Abrir cnpj passo a passo: o que você precisa decidir antes de começar

Abrir cnpj passo a passo fica simples quando você toma duas decisões no início: o tipo de empresa e o regime tributário. Essas escolhas determinam onde registrar, quais impostos pagar e quais licenças podem ser exigidas.

Se você é MEI, o caminho costuma ser mais curto e digital. Se você é dono de comércio, agência ou empresa com sócios, o processo envolve contrato social, registro na Junta Comercial (ou Cartório, em casos específicos) e integrações com Receita Federal e prefeitura.

Atualizado em fevereiro de 2026: muitos estados e municípios ampliaram integrações digitais, mas exigências de alvará e licenças ainda variam bastante por cidade e atividade.

MEI, ME e LTDA: qual formato tende a fazer mais sentido

MEI costuma servir para quem está começando sozinho e dentro do limite de faturamento e atividades permitidas. Para negócios que precisam de sócios, faturam mais, contratam com frequência ou têm atividades vedadas ao MEI, normalmente faz sentido partir para ME (Microempresa) em formato Empresário Individual, Sociedade Limitada (LTDA) ou SLU (Sociedade Limitada Unipessoal).

Por que CNAE e endereço “travaram” tanta gente

O CNAE (atividade econômica) impacta impostos, necessidade de inscrição estadual, emissão de notas e licenças. Já o endereço define regras de zoneamento e alvará. Um CNAE incompatível com o local pode gerar indeferimento ou exigências adicionais na prefeitura.
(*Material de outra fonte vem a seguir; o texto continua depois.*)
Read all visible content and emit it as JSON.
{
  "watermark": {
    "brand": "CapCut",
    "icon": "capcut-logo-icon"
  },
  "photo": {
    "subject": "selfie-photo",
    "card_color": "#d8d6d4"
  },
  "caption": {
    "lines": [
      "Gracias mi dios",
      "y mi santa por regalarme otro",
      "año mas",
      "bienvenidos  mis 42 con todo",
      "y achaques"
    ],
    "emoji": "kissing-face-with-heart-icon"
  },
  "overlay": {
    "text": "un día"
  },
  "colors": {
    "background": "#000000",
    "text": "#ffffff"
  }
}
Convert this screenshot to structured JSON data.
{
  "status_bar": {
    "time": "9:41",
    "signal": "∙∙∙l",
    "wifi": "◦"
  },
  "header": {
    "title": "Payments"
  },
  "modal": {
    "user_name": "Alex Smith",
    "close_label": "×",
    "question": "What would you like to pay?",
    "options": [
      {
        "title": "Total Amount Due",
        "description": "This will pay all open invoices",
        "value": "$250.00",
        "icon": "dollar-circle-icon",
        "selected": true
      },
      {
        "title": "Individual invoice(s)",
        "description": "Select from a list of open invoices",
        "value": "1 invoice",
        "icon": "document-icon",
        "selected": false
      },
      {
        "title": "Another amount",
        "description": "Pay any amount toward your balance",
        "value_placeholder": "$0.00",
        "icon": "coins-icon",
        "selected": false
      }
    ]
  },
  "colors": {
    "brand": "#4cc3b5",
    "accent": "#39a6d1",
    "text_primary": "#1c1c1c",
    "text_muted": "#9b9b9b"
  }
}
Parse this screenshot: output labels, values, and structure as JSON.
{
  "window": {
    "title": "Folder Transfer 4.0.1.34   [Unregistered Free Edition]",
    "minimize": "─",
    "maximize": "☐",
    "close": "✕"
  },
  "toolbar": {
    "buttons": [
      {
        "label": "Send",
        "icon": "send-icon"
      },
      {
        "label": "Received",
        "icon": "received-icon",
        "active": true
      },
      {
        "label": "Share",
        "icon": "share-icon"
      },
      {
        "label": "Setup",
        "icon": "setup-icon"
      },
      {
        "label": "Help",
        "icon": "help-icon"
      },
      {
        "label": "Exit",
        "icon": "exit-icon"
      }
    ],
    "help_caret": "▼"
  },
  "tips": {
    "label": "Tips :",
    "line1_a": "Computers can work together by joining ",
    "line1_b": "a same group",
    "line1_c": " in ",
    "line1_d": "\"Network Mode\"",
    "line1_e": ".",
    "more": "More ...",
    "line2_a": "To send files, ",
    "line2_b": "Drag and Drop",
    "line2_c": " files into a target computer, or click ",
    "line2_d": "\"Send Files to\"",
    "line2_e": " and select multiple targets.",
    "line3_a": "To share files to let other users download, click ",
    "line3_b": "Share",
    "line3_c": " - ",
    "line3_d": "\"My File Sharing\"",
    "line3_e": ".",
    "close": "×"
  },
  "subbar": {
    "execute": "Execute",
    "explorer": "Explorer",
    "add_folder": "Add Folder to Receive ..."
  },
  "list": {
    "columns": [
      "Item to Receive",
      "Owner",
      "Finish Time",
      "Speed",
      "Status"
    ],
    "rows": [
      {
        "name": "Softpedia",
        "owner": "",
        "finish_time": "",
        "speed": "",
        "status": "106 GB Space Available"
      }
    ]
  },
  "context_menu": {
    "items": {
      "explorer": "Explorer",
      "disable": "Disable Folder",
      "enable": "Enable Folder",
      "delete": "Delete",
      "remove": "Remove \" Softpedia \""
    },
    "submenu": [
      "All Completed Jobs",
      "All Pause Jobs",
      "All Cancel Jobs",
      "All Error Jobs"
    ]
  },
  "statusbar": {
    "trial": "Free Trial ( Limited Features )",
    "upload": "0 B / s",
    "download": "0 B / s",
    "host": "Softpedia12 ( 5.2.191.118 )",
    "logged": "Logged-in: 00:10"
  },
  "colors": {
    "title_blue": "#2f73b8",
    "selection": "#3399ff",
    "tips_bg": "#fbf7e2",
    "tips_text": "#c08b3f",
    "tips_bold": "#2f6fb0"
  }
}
9 etapas para abrir CNPJ do zero (sem burocracia desnecessária)

Estas etapas organizam o processo do início ao fim, evitando retrabalho. A ordem pode variar conforme sua cidade e o tipo de empresa, mas o checklist abaixo cobre o fluxo mais comum para comércios, agências e prestadores.

Use como guia para conversar com contador e para conferir se o registro e as inscrições saíram corretamente.

1) Defina o tipo de empresa e o enquadramento (MEI, ME, EPP)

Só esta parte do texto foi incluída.